If the acquisition lapses, except with the consent of the panel, Prax will not be able to make an offer for Hurricane for at least 12 months.
Institutional Shareholder Services ("ISS") and Glass, Lewis & Co. ("Glass Lewis") have both issued supportive FOR recommendations, advising their institutional shareholder subscribers to vote IN FAVOUR of the resolutions necessary to approve the Scheme at the Court Meeting and General Meeting.
ISS and Glass Lewis are leading independent, third-party proxy advisory firms which provide proxy voting recommendations to pension funds, investment managers, mutual funds, and other institutional shareholders.
Prax also said it has received irrevocable undertakings from Crystal Amber and Kerogen to vote, or procure a vote, to approve the Scheme at the Court Meeting and vote, or procure a vote, in favour of the Resolutions at the General Meeting in respect of a total of 894,181,210 Hurricane Shares, representing approximately 44.89 per cent. of the ordinary share capital of Hurricane in issue on the latest practicable date.
Antony Maris, Chief Executive Officer of Hurricane, commented:
"Hurricane's Board continues to believe that the terms of the offer are fair and reasonable.
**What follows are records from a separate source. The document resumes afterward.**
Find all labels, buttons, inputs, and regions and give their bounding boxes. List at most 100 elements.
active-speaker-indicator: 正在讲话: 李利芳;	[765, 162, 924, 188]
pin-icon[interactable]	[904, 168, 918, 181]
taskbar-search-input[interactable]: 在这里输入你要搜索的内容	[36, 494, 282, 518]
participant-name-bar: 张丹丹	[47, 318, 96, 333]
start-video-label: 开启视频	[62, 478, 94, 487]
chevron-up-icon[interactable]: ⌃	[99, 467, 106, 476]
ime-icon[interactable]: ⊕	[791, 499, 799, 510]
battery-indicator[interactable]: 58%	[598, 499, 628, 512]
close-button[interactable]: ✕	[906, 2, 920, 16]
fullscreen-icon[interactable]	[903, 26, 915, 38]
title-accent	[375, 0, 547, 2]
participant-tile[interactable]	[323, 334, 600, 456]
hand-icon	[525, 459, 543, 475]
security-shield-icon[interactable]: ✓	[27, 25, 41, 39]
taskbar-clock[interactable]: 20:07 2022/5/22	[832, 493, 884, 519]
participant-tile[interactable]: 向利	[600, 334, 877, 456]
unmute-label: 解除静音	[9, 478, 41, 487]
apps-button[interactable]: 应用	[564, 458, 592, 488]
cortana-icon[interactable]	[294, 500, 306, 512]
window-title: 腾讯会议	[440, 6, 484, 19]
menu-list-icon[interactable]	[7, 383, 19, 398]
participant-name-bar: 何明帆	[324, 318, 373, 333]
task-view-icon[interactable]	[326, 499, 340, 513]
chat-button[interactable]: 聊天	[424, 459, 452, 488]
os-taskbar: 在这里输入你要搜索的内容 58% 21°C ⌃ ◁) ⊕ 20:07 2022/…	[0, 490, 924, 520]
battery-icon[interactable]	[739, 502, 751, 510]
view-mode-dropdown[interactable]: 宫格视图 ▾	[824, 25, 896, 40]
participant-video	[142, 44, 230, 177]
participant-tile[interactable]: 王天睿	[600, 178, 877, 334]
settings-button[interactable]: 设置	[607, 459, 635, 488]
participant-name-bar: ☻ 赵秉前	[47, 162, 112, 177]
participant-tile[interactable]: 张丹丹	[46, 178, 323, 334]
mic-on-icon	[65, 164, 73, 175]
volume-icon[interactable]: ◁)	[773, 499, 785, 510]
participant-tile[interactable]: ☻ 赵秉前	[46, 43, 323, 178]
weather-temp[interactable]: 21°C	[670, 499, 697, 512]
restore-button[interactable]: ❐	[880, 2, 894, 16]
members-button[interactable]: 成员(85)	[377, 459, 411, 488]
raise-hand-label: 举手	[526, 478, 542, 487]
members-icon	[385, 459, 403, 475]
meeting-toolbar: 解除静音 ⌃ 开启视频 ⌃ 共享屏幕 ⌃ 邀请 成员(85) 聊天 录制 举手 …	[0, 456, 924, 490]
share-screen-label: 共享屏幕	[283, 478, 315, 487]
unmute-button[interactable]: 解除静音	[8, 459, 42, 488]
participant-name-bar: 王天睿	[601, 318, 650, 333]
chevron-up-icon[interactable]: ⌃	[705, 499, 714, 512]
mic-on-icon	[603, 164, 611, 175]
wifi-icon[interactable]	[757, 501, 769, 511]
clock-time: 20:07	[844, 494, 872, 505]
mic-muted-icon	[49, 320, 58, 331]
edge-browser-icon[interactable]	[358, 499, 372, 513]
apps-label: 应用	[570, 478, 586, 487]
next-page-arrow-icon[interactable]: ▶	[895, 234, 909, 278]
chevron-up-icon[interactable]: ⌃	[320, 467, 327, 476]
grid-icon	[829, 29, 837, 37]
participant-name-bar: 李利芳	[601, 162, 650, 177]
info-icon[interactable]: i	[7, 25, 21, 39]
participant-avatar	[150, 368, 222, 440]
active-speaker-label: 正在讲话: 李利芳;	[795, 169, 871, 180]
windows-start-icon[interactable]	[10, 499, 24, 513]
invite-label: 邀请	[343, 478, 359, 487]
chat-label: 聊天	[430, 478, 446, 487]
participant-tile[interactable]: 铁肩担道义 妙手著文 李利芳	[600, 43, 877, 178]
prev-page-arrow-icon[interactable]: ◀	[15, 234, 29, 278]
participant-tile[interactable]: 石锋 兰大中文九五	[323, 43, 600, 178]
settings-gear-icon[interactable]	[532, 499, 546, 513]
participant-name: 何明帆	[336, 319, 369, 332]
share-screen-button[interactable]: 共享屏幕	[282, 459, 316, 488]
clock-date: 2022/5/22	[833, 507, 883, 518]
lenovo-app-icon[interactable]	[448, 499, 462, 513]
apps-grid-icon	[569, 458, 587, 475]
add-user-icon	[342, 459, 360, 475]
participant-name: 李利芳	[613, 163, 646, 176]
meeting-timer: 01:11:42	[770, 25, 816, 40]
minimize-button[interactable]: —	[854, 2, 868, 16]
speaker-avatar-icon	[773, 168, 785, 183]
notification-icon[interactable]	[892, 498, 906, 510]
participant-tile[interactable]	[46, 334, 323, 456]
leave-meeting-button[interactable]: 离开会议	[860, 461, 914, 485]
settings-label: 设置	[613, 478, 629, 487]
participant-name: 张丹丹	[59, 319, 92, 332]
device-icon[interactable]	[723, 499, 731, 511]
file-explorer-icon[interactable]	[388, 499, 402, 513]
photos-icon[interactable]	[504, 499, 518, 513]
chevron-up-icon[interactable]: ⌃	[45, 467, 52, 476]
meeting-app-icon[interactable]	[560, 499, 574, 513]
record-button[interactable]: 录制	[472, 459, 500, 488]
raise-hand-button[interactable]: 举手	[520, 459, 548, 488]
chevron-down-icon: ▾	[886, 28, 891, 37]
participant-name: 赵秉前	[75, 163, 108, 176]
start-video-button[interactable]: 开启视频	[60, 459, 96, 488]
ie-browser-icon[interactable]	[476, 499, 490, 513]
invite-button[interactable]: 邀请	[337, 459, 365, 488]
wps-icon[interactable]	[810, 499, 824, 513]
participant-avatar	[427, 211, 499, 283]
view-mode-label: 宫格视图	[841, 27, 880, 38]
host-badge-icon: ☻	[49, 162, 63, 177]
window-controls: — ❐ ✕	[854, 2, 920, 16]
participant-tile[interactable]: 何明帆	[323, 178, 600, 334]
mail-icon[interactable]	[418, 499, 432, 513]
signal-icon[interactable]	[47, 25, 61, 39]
We are very pleased to note the recently announced endorsements of the recommended acquisition by leading corporate governance advisors, ISS and Glass Lewis, which are in line with the irrevocable commitments of support from the company's two largest Shareholders. This proposed transaction is in the best interests of our shareholders and we look forward to updating shareholders on the progress of the recommended acquisition in due course."
Prax has ambitions to grow into a fully integrated oil and gas company, with Hurricane as its first step in fulfilling the Group’s production target of 50,000 boepd in the medium term.